Ben ufak biz kız çocuğu olmasam baştan beri konuştuğumuz mücadelelere, darbelere nasıl göğüs gerebilirdim ki? Büyük insan olarak hayata baksam; çok kinlenmem, çok gücenmem ve çok kişiyle darılmam lazımdı. İnsanları affetmek büyüklüktür ama size yaptıklarını unutmak ahmaklıktır. Bütün dostlarıma sesleniyorum; kimsenin bana yaptığını unutmadım, ahmak değilim. Ama kimseye de kin tutmuyorum, kontrollü davranıyorum.
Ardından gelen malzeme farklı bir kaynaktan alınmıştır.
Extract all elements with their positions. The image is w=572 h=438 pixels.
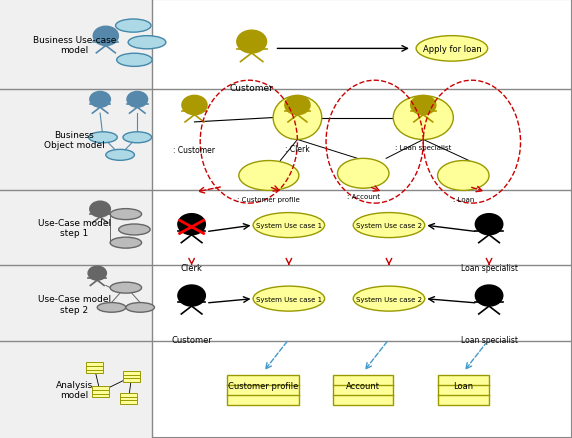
Text: Clerk: Clerk	[181, 264, 202, 273]
Ellipse shape	[126, 303, 154, 313]
FancyBboxPatch shape	[0, 90, 152, 191]
FancyBboxPatch shape	[0, 191, 152, 265]
Circle shape	[285, 96, 310, 116]
Circle shape	[127, 92, 148, 108]
Ellipse shape	[337, 159, 389, 189]
FancyBboxPatch shape	[227, 375, 299, 405]
Ellipse shape	[253, 286, 324, 311]
Ellipse shape	[353, 286, 424, 311]
Text: : Customer profile: : Customer profile	[237, 196, 300, 202]
Ellipse shape	[128, 37, 166, 50]
Circle shape	[88, 266, 106, 280]
Ellipse shape	[273, 96, 321, 140]
Circle shape	[411, 96, 436, 116]
Text: Loan specialist: Loan specialist	[460, 335, 518, 344]
Ellipse shape	[416, 37, 487, 62]
Circle shape	[182, 96, 207, 116]
Ellipse shape	[117, 54, 152, 67]
Text: Analysis
model: Analysis model	[55, 380, 93, 399]
Text: Apply for loan: Apply for loan	[423, 45, 481, 54]
FancyBboxPatch shape	[86, 363, 103, 373]
Text: System Use case 2: System Use case 2	[356, 223, 422, 229]
Text: : Loan: : Loan	[452, 196, 474, 202]
Ellipse shape	[110, 209, 141, 220]
Ellipse shape	[110, 237, 141, 249]
Text: System Use case 2: System Use case 2	[356, 296, 422, 302]
FancyBboxPatch shape	[0, 265, 152, 342]
Ellipse shape	[110, 283, 141, 293]
Text: Loan: Loan	[453, 381, 474, 390]
Circle shape	[475, 286, 503, 307]
Text: : Account: : Account	[347, 194, 380, 200]
Ellipse shape	[393, 96, 453, 140]
Text: : Loan specialist: : Loan specialist	[395, 145, 451, 151]
Text: Use-Case model
step 2: Use-Case model step 2	[38, 295, 111, 314]
Text: Customer: Customer	[230, 83, 273, 92]
Ellipse shape	[253, 213, 324, 238]
Ellipse shape	[106, 150, 134, 161]
Text: Customer: Customer	[171, 335, 212, 344]
Circle shape	[90, 201, 110, 218]
Ellipse shape	[116, 20, 151, 33]
Text: Business
Object model: Business Object model	[44, 131, 105, 150]
Circle shape	[178, 286, 205, 307]
Ellipse shape	[89, 133, 117, 144]
Circle shape	[475, 214, 503, 235]
Text: Loan specialist: Loan specialist	[460, 264, 518, 273]
Text: System Use case 1: System Use case 1	[256, 223, 322, 229]
Circle shape	[237, 31, 267, 54]
Circle shape	[90, 92, 110, 108]
FancyBboxPatch shape	[120, 393, 137, 404]
Circle shape	[93, 27, 118, 46]
Ellipse shape	[97, 303, 126, 313]
Text: Customer profile: Customer profile	[228, 381, 299, 390]
FancyBboxPatch shape	[333, 375, 393, 405]
Text: Use-Case model
step 1: Use-Case model step 1	[38, 218, 111, 237]
FancyBboxPatch shape	[92, 387, 109, 398]
Ellipse shape	[353, 213, 424, 238]
Text: System Use case 1: System Use case 1	[256, 296, 322, 302]
Ellipse shape	[239, 161, 299, 191]
Text: : Clerk: : Clerk	[285, 145, 310, 154]
Ellipse shape	[123, 133, 152, 144]
Ellipse shape	[119, 224, 150, 236]
Circle shape	[178, 214, 205, 235]
Ellipse shape	[438, 161, 489, 191]
FancyBboxPatch shape	[123, 371, 140, 382]
FancyBboxPatch shape	[438, 375, 489, 405]
FancyBboxPatch shape	[0, 0, 152, 90]
Text: : Customer: : Customer	[173, 145, 216, 155]
FancyBboxPatch shape	[0, 342, 152, 438]
Text: Account: Account	[346, 381, 380, 390]
Text: Business Use-case
model: Business Use-case model	[33, 35, 116, 55]
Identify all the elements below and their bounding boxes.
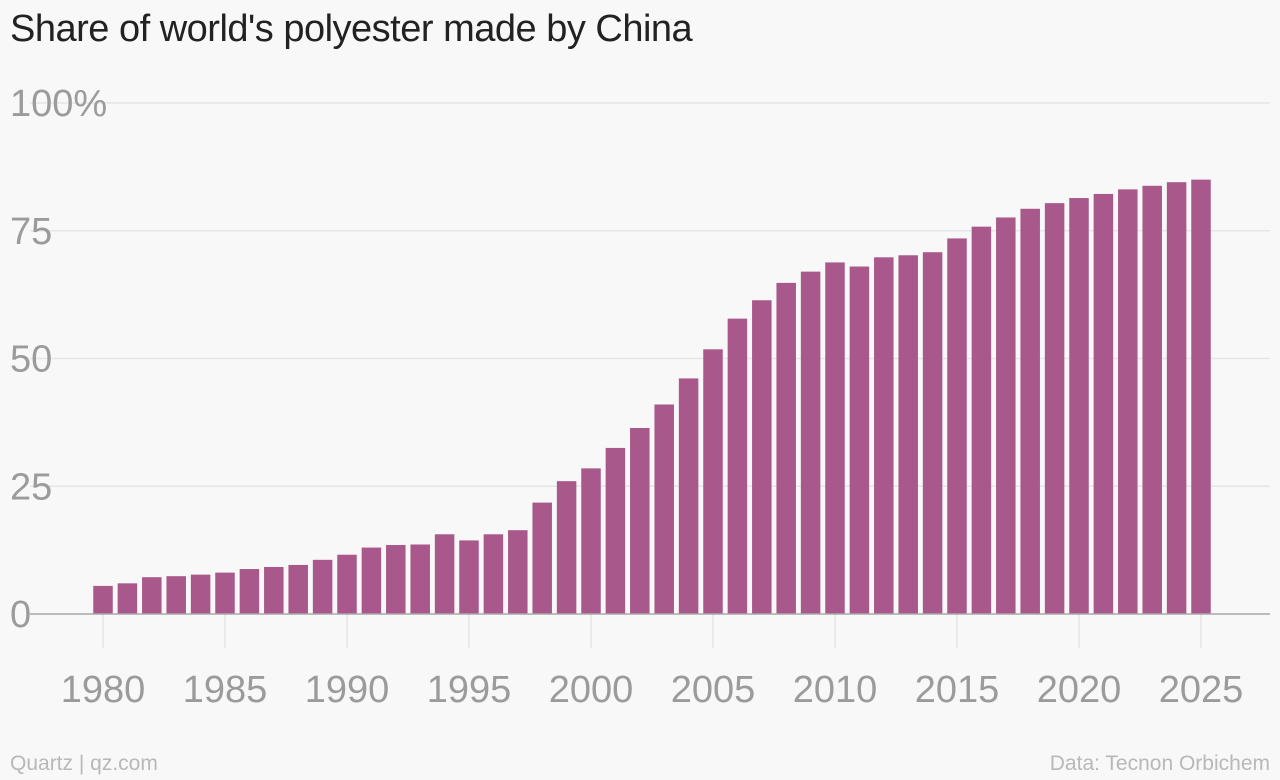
x-tick-label: 2000 [549, 669, 634, 711]
x-tick-label: 2010 [793, 669, 878, 711]
x-tick-label: 1985 [183, 669, 268, 711]
bar [971, 226, 992, 615]
bar [678, 378, 699, 614]
bar [190, 574, 211, 614]
bar [459, 540, 479, 614]
bar [630, 427, 650, 614]
chart-title: Share of world's polyester made by China [10, 8, 693, 50]
y-tick-label: 25 [10, 466, 52, 508]
bar [312, 559, 333, 614]
source-credit: Quartz | qz.com [10, 752, 158, 775]
bar [386, 545, 406, 614]
bar [556, 481, 577, 614]
bar [1166, 182, 1187, 614]
bar [776, 282, 796, 614]
bar [434, 534, 455, 614]
y-tick-label: 50 [10, 339, 52, 381]
bar [1191, 179, 1211, 614]
bar [288, 564, 308, 614]
bar [361, 547, 382, 614]
bar [239, 569, 260, 614]
x-tick-label: 2025 [1159, 669, 1244, 711]
bar [825, 262, 845, 614]
bars [93, 179, 1211, 615]
bar [1069, 198, 1089, 614]
bar [581, 468, 601, 614]
bar [703, 349, 723, 614]
bar [93, 585, 113, 614]
bar [337, 554, 357, 614]
x-tick-label: 1990 [305, 669, 390, 711]
bar [508, 530, 528, 614]
bar [752, 300, 772, 614]
bar [654, 404, 674, 614]
bar [947, 238, 967, 615]
x-tick-label: 1980 [61, 669, 146, 711]
x-tick-label: 1995 [427, 669, 512, 711]
bar [166, 576, 186, 614]
bar [483, 534, 504, 614]
bar [532, 502, 552, 614]
bar [849, 266, 870, 614]
bar [996, 217, 1016, 615]
bar [117, 583, 138, 614]
bar [264, 566, 284, 614]
bar [605, 447, 626, 614]
bar [142, 577, 162, 614]
bar [1142, 185, 1162, 615]
bar [800, 271, 821, 614]
x-tick-label: 2015 [915, 669, 1000, 711]
bar [1044, 203, 1065, 614]
x-tick-label: 2020 [1037, 669, 1122, 711]
axes: 0 25 50 75 100% 1980 1985 1990 1995 2000 2005 2010 2… [10, 83, 1270, 711]
y-tick-label: 0 [10, 594, 31, 636]
gridlines [30, 102, 1270, 648]
bar [922, 252, 943, 614]
data-source: Data: Tecnon Orbichem [1049, 752, 1270, 775]
bar [410, 544, 430, 614]
bar [874, 257, 894, 614]
x-tick-label: 2005 [671, 669, 756, 711]
bar [1020, 208, 1040, 615]
y-tick-label: 100% [10, 83, 107, 125]
bar [1093, 193, 1114, 614]
bar [727, 318, 748, 614]
bar [1118, 189, 1138, 614]
bar [898, 255, 918, 614]
y-tick-label: 75 [10, 211, 52, 253]
bar [215, 572, 235, 614]
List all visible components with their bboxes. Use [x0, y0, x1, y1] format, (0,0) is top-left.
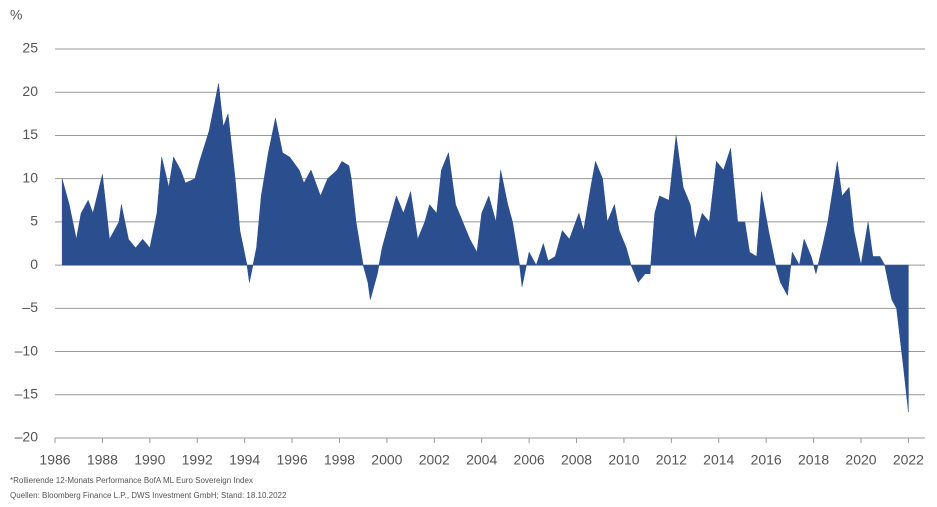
x-tick-label: 2004 [466, 452, 497, 468]
y-tick-label: –15 [15, 385, 39, 401]
x-tick-label: 2022 [893, 452, 924, 468]
x-tick-label: 2008 [561, 452, 592, 468]
x-tick-label: 2016 [751, 452, 782, 468]
x-tick-label: 2020 [845, 452, 876, 468]
x-tick-label: 1994 [229, 452, 260, 468]
y-tick-label: 5 [30, 213, 38, 229]
area [61, 83, 909, 413]
y-tick-label: –20 [15, 429, 39, 445]
y-tick-label: 20 [22, 83, 38, 99]
y-tick-label: 15 [22, 126, 38, 142]
x-tick-label: 1990 [134, 452, 165, 468]
footnote: Quellen: Bloomberg Finance L.P., DWS Inv… [10, 491, 287, 500]
x-tick-label: 2000 [371, 452, 402, 468]
x-tick-label: 2014 [703, 452, 734, 468]
y-unit: % [10, 7, 22, 23]
y-tick-label: 0 [30, 256, 38, 272]
x-tick-label: 2002 [419, 452, 450, 468]
x-tick-label: 2018 [798, 452, 829, 468]
x-tick-label: 2010 [608, 452, 639, 468]
y-tick-label: 25 [22, 40, 38, 56]
y-tick-label: –5 [22, 299, 38, 315]
x-tick-label: 1992 [182, 452, 213, 468]
footnote: *Rollierende 12-Monats Performance BofA … [10, 476, 253, 485]
x-tick-label: 1986 [39, 452, 70, 468]
x-tick-label: 2006 [514, 452, 545, 468]
y-tick-label: 10 [22, 169, 38, 185]
y-tick-label: –10 [15, 342, 39, 358]
x-tick-label: 1998 [324, 452, 355, 468]
x-tick-label: 2012 [656, 452, 687, 468]
x-tick-label: 1996 [276, 452, 307, 468]
x-tick-label: 1988 [87, 452, 118, 468]
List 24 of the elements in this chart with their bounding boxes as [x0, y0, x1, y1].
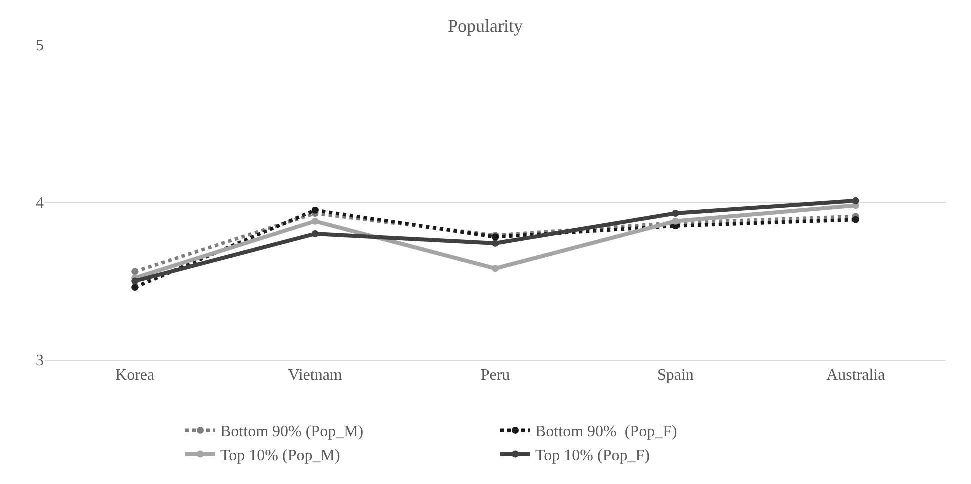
y-tick-label: 4: [36, 195, 44, 212]
point: [132, 278, 139, 285]
x-tick-label: Vietnam: [288, 367, 343, 384]
point: [672, 210, 680, 218]
point: [852, 216, 860, 224]
legend-label: Bottom 90% (Pop_F): [536, 424, 678, 441]
x-tick-label: Peru: [480, 367, 510, 384]
x-tick-label: Spain: [657, 367, 694, 384]
point: [312, 218, 319, 225]
point: [132, 268, 139, 276]
point: [312, 206, 319, 214]
legend-label: Bottom 90% (Pop_M): [220, 424, 364, 441]
legend-label: Top 10% (Pop_F): [536, 447, 650, 464]
chart-title: Popularity: [448, 16, 523, 36]
point: [492, 240, 499, 247]
y-tick-label: 3: [36, 352, 44, 370]
legend-label: Top 10% (Pop_M): [220, 447, 340, 464]
point: [852, 197, 860, 204]
x-tick-label: Australia: [826, 367, 886, 384]
point: [492, 265, 499, 272]
y-tick-label: 5: [36, 38, 44, 55]
point: [132, 284, 139, 292]
x-tick-label: Korea: [116, 367, 155, 384]
point: [312, 230, 319, 238]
Siyaset yorumlamaya nasıl başladınız?
İnanç özgürlüklerini savunma ilkelerim ve siyasi sistem inançları bastırdığı için haliyle siyasete girmek durumunda kaldım. Kanunlar ve yasaklar vardı, oradan girdim. Ve dediğim gibi halk sizi beğenince bu da size bir coşku veriyor. Sonra vatan-millet, ezan-bayrak meselesi giriyor ortaya. Olaylar sizi çekiyor içine. Güzel bir tarafı varsa da halk nazarında kabul görüyorsunuz. Ben çok şükür bu kabulü görmüş birisiyim. Çok televizyona çıkmasam da sosyal medyadaki varlığım ve mevcut videolarım yetiyor insanların gönlünü fethetmeye.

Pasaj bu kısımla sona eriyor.